CHICAGO (CBS) — It should be a gem of Lake County, but the CBS 2 Morning Insiders exposed the signs of neglect and decay at Illinois Beach State Park.

Construction and a dilapidated building are parked in the middle of an otherwise beautiful space. Now the person in charge of every state park in Illinois is answering questions from CBS 2’s Vince Gerasole.

With more than six miles of sandy shoreline, and a 4,000-acre wetlands that’s home to hundreds of species of plants and animals, there is no denying the beauty of Illinois Beach State Park.

“There is no other location in the state of Illinois that looks like this,” said Illinois Department of Natural Resources Director Colleen Callahan.

But CBS 2 has shown how years of Illinois budget stalemates and delayed infrastructure funding took their toll; a decaying camping store looks more like a shack, and fields of trees damaged by severe weather mar the view.

“Not only was there not funding, but then Mother Nature has not been kind,” Callahan said.

Stronger wave patterns and lakeside development elsewhere have contributed to the dramatic erosion of hundreds of feet of sandy beach.

“The appearance of our parks and our lands reflects the condition of our government,” Callahan said.

As part of the state’s first capital construction program in more than a decade, $45 million dollars has now been earmarked for improvements at Illinois Beach State Park.

Infrastructure projects at the park already include a new walkway along the beach, and underground supports that guard against dramatic erosion.

“We can start doing things now.
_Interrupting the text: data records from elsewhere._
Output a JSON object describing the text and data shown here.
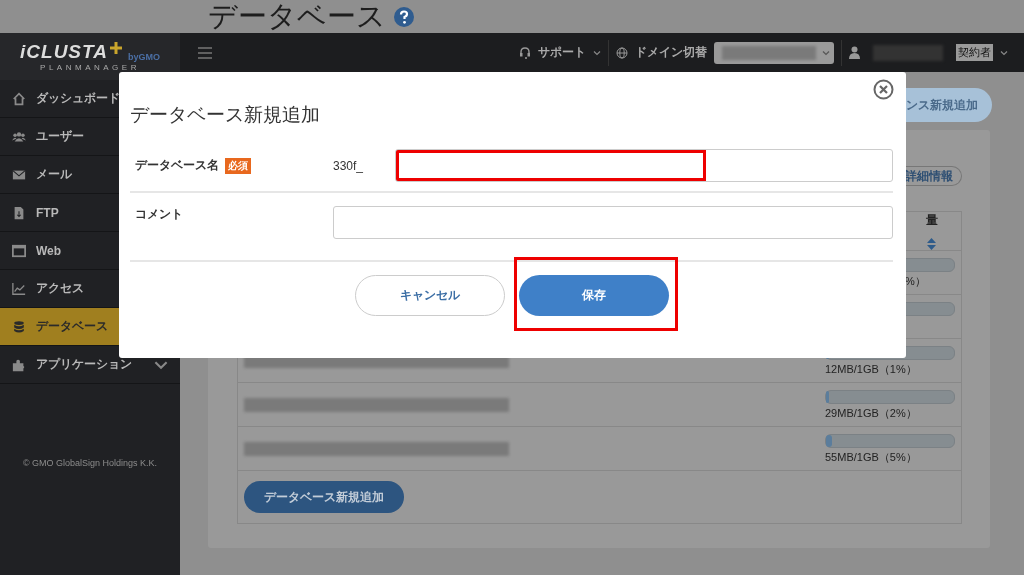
{
  "page": {
    "title": "データベース"
  },
  "logo": {
    "name": "iCLUSTA",
    "by": "byGMO",
    "subtitle": "PLANMANAGER"
  },
  "sidebar": {
    "items": [
      {
        "label": "ダッシュボード",
        "selected": false
      },
      {
        "label": "ユーザー",
        "selected": false
      },
      {
        "label": "メール",
        "selected": false
      },
      {
        "label": "FTP",
        "selected": false
      },
      {
        "label": "Web",
        "selected": false
      },
      {
        "label": "アクセス",
        "selected": false
      },
      {
        "label": "データベース",
        "selected": true
      },
      {
        "label": "アプリケーション",
        "selected": false,
        "expandable": true
      }
    ],
    "copyright": "© GMO GlobalSign Holdings K.K."
  },
  "header": {
    "support": "サポート",
    "domain_switch": "ドメイン切替",
    "role_badge": "契約者"
  },
  "top_action": {
    "label": "ンス新規追加"
  },
  "detail_button": {
    "label": "詳細情報"
  },
  "table": {
    "columns": [
      {
        "label": "量"
      }
    ],
    "rows": [
      {
        "kind": "covered",
        "reading": "%）"
      },
      {
        "kind": "covered"
      },
      {
        "kind": "full",
        "level": 0.01,
        "reading": "12MB/1GB（1%）"
      },
      {
        "kind": "full",
        "level": 0.02,
        "reading": "29MB/1GB（2%）"
      },
      {
        "kind": "full",
        "level": 0.05,
        "reading": "55MB/1GB（5%）"
      }
    ]
  },
  "add_button": {
    "label": "データベース新規追加"
  },
  "modal": {
    "title": "データベース新規追加",
    "fields": [
      {
        "label": "データベース名",
        "required_badge": "必須",
        "prefix": "330f_",
        "highlighted": true
      },
      {
        "label": "コメント",
        "highlighted": false
      }
    ],
    "buttons": [
      {
        "label": "キャンセル",
        "kind": "secondary",
        "highlighted": false
      },
      {
        "label": "保存",
        "kind": "primary",
        "highlighted": true
      }
    ]
  }
}
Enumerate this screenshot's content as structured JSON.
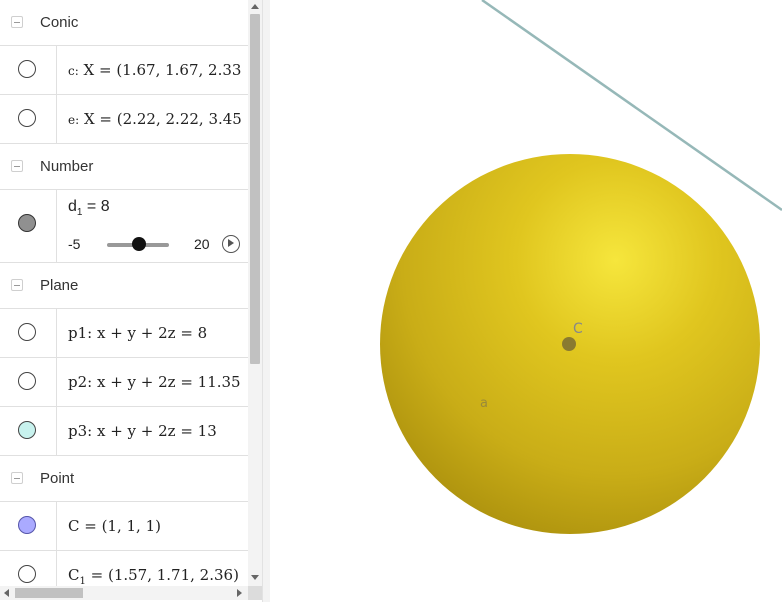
{
  "algebra_view": {
    "groups": [
      {
        "label": "Conic",
        "items": [
          {
            "name_prefix": "c:",
            "expr": "X = (1.67, 1.67, 2.33"
          },
          {
            "name_prefix": "e:",
            "expr": "X = (2.22, 2.22, 3.45"
          }
        ]
      },
      {
        "label": "Number",
        "slider": {
          "name": "d",
          "subscript": "1",
          "equals": "= 8",
          "value": 8,
          "min": "-5",
          "max": "20",
          "min_value": -5,
          "max_value": 20
        }
      },
      {
        "label": "Plane",
        "items": [
          {
            "expr": "p1: x + y + 2z = 8"
          },
          {
            "expr": "p2: x + y + 2z = 11.35"
          },
          {
            "expr": "p3: x + y + 2z = 13"
          }
        ]
      },
      {
        "label": "Point",
        "items": [
          {
            "expr": "C = (1, 1, 1)"
          },
          {
            "name_main": "C",
            "subscript": "1",
            "expr": " = (1.57, 1.71, 2.36)"
          }
        ]
      }
    ]
  },
  "graphics": {
    "point_label": "C",
    "sphere_label": "a"
  },
  "colors": {
    "sphere": "#d8bd1b",
    "sphere_highlight": "#f2e23a",
    "line": "#96b8b8",
    "p3_fill": "#c8f2ee",
    "point_fill": "#aaaaff",
    "slider_dot": "#909090"
  }
}
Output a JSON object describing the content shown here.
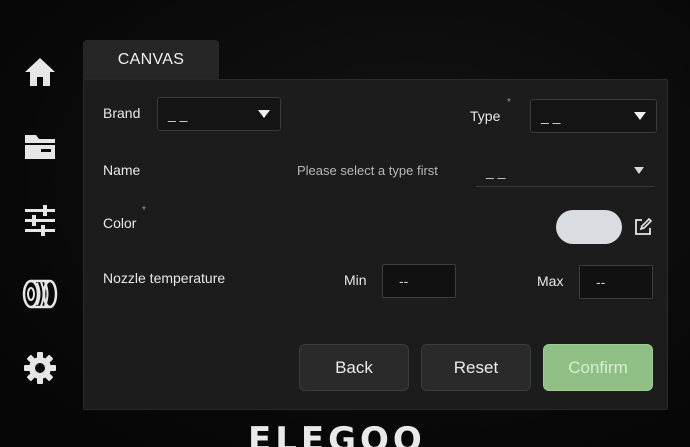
{
  "sidebar": {
    "items": [
      {
        "icon": "home-icon",
        "label": "Home"
      },
      {
        "icon": "folder-icon",
        "label": "Files"
      },
      {
        "icon": "sliders-icon",
        "label": "Controls"
      },
      {
        "icon": "filament-spool-icon",
        "label": "Filament"
      },
      {
        "icon": "gear-icon",
        "label": "Settings"
      }
    ]
  },
  "tab": {
    "label": "CANVAS"
  },
  "form": {
    "brand": {
      "label": "Brand",
      "value": "_ _"
    },
    "type": {
      "label": "Type",
      "required_mark": "*",
      "value": "_ _"
    },
    "name": {
      "label": "Name",
      "hint": "Please select a type first",
      "value": "_ _"
    },
    "color": {
      "label": "Color",
      "required_mark": "*",
      "swatch": "#d9dde2"
    },
    "nozzle": {
      "label": "Nozzle temperature",
      "min_label": "Min",
      "min_value": "--",
      "max_label": "Max",
      "max_value": "--"
    }
  },
  "buttons": {
    "back": "Back",
    "reset": "Reset",
    "confirm": "Confirm"
  },
  "brand_logo": "ELEGOO",
  "colors": {
    "confirm": "#8fbf84",
    "panel": "#1c1c1c",
    "background": "#050505"
  }
}
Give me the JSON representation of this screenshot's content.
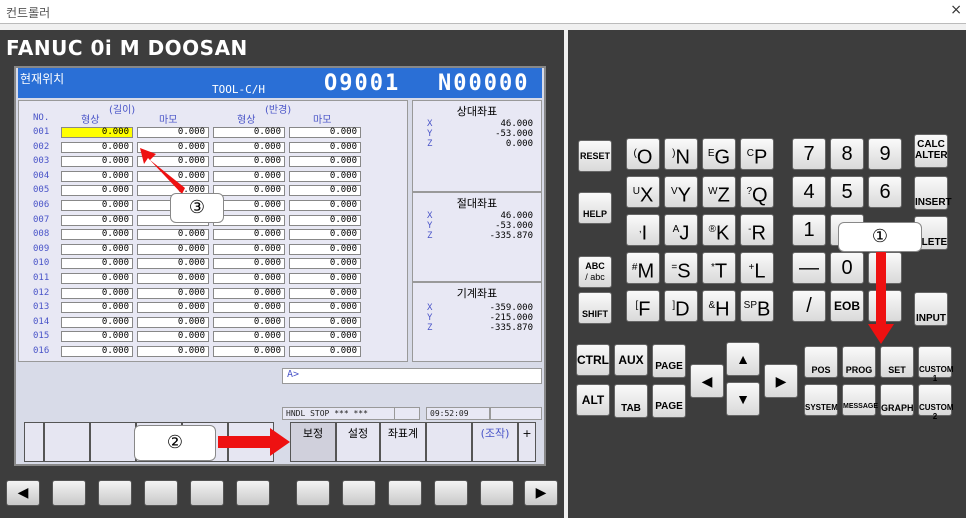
{
  "window": {
    "title": "컨트롤러",
    "close": "×"
  },
  "brand": "FANUC 0i M DOOSAN",
  "screen": {
    "title": "현재위치",
    "tool_label": "TOOL-C/H",
    "program": "O9001",
    "sequence": "N00000"
  },
  "offset_table": {
    "no_header": "NO.",
    "group_length": "(길이)",
    "group_radius": "(반경)",
    "col_shape": "형상",
    "col_wear": "마모",
    "rows": [
      {
        "no": "001",
        "v1": "0.000",
        "v2": "0.000",
        "v3": "0.000",
        "v4": "0.000"
      },
      {
        "no": "002",
        "v1": "0.000",
        "v2": "0.000",
        "v3": "0.000",
        "v4": "0.000"
      },
      {
        "no": "003",
        "v1": "0.000",
        "v2": "0.000",
        "v3": "0.000",
        "v4": "0.000"
      },
      {
        "no": "004",
        "v1": "0.000",
        "v2": "0.000",
        "v3": "0.000",
        "v4": "0.000"
      },
      {
        "no": "005",
        "v1": "0.000",
        "v2": "0.000",
        "v3": "0.000",
        "v4": "0.000"
      },
      {
        "no": "006",
        "v1": "0.000",
        "v2": "0.000",
        "v3": "0.000",
        "v4": "0.000"
      },
      {
        "no": "007",
        "v1": "0.000",
        "v2": "0.000",
        "v3": "0.000",
        "v4": "0.000"
      },
      {
        "no": "008",
        "v1": "0.000",
        "v2": "0.000",
        "v3": "0.000",
        "v4": "0.000"
      },
      {
        "no": "009",
        "v1": "0.000",
        "v2": "0.000",
        "v3": "0.000",
        "v4": "0.000"
      },
      {
        "no": "010",
        "v1": "0.000",
        "v2": "0.000",
        "v3": "0.000",
        "v4": "0.000"
      },
      {
        "no": "011",
        "v1": "0.000",
        "v2": "0.000",
        "v3": "0.000",
        "v4": "0.000"
      },
      {
        "no": "012",
        "v1": "0.000",
        "v2": "0.000",
        "v3": "0.000",
        "v4": "0.000"
      },
      {
        "no": "013",
        "v1": "0.000",
        "v2": "0.000",
        "v3": "0.000",
        "v4": "0.000"
      },
      {
        "no": "014",
        "v1": "0.000",
        "v2": "0.000",
        "v3": "0.000",
        "v4": "0.000"
      },
      {
        "no": "015",
        "v1": "0.000",
        "v2": "0.000",
        "v3": "0.000",
        "v4": "0.000"
      },
      {
        "no": "016",
        "v1": "0.000",
        "v2": "0.000",
        "v3": "0.000",
        "v4": "0.000"
      }
    ]
  },
  "coords": {
    "relative": {
      "title": "상대좌표",
      "x": "46.000",
      "y": "-53.000",
      "z": "0.000"
    },
    "absolute": {
      "title": "절대좌표",
      "x": "46.000",
      "y": "-53.000",
      "z": "-335.870"
    },
    "machine": {
      "title": "기계좌표",
      "x": "-359.000",
      "y": "-215.000",
      "z": "-335.870"
    },
    "ax_x": "X",
    "ax_y": "Y",
    "ax_z": "Z"
  },
  "cmd_prompt": "A>",
  "status": {
    "mode": "HNDL",
    "state": "STOP",
    "f1": "***",
    "f2": "***",
    "time": "09:52:09"
  },
  "softkeys": [
    "보정",
    "설정",
    "좌표계",
    "(조작)",
    "+"
  ],
  "annotations": {
    "one": "①",
    "two": "②",
    "three": "③"
  },
  "keypad": {
    "reset": "RESET",
    "help": "HELP",
    "abc": "ABC",
    "abc_sub": "/ abc",
    "shift": "SHIFT",
    "r1": [
      {
        "s": "(",
        "m": "O"
      },
      {
        "s": ")",
        "m": "N"
      },
      {
        "s": "E",
        "m": "G"
      },
      {
        "s": "C",
        "m": "P"
      }
    ],
    "r2": [
      {
        "s": "U",
        "m": "X"
      },
      {
        "s": "V",
        "m": "Y"
      },
      {
        "s": "W",
        "m": "Z"
      },
      {
        "s": "?",
        "m": "Q"
      }
    ],
    "r3": [
      {
        "s": ",",
        "m": "I"
      },
      {
        "s": "A",
        "m": "J"
      },
      {
        "s": "®",
        "m": "K"
      },
      {
        "s": "-",
        "m": "R"
      }
    ],
    "r4": [
      {
        "s": "#",
        "m": "M"
      },
      {
        "s": "=",
        "m": "S"
      },
      {
        "s": "*",
        "m": "T"
      },
      {
        "s": "+",
        "m": "L"
      }
    ],
    "r5": [
      {
        "s": "[",
        "m": "F"
      },
      {
        "s": "]",
        "m": "D"
      },
      {
        "s": "&",
        "m": "H"
      },
      {
        "s": "SP",
        "m": "B"
      }
    ],
    "n1": [
      "7",
      "8",
      "9"
    ],
    "n2": [
      "4",
      "5",
      "6"
    ],
    "n3": [
      "1",
      "",
      ""
    ],
    "n4": [
      "—",
      "0",
      ""
    ],
    "n5": [
      "/",
      "EOB",
      ""
    ],
    "calc": "CALC",
    "alter": "ALTER",
    "insert": "INSERT",
    "delete": "ELETE",
    "input": "INPUT",
    "ctrl": "CTRL",
    "aux": "AUX",
    "page": "PAGE",
    "alt": "ALT",
    "tab": "TAB",
    "pos": "POS",
    "prog": "PROG",
    "set": "SET",
    "custom1": "CUSTOM 1",
    "system": "SYSTEM",
    "message": "MESSAGE",
    "graph": "GRAPH",
    "custom2": "CUSTOM 2"
  },
  "bottom_nav": {
    "left": "◀",
    "right": "▶"
  },
  "colors": {
    "header": "#2a6fd6",
    "selected_cell": "#ffff00",
    "label_blue": "#4a55c8",
    "arrow_red": "#ee1111",
    "panel_bg": "#3d3d3d"
  }
}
We were on hold for so long that now we actually have funding in place,” Callahan said.

Illinois Beach State Park is located little more than an hour north of Chicago. Callahan recently met with the mayors of three neighboring communities, who lobbied for improvements to include cleaned-up and better-connected trails, possibly a boardwalk area for festivals, and improved camping and overnight facilities.

There are lots of possibilities and now a budget to fund them, but this is not the only park in the system. And many fell into disrepair during years of budget fights in Springfield.

“There is a billion dollars worth of delayed maintenance for our parks and facilities,” Callahan said.

There are nearly 400 Illinois DNR historic sites, parks, and natural areas statewide, many suffering from similar challenges.

“That said, you have to prioritize,” Callahan said.

With well over one million visitors a year, neighboring communities hope Illinois Beach State Park can rise to the top of that list.

Among other hopes for the area is a bike path connecting the north and south ends of the park with nearby communities.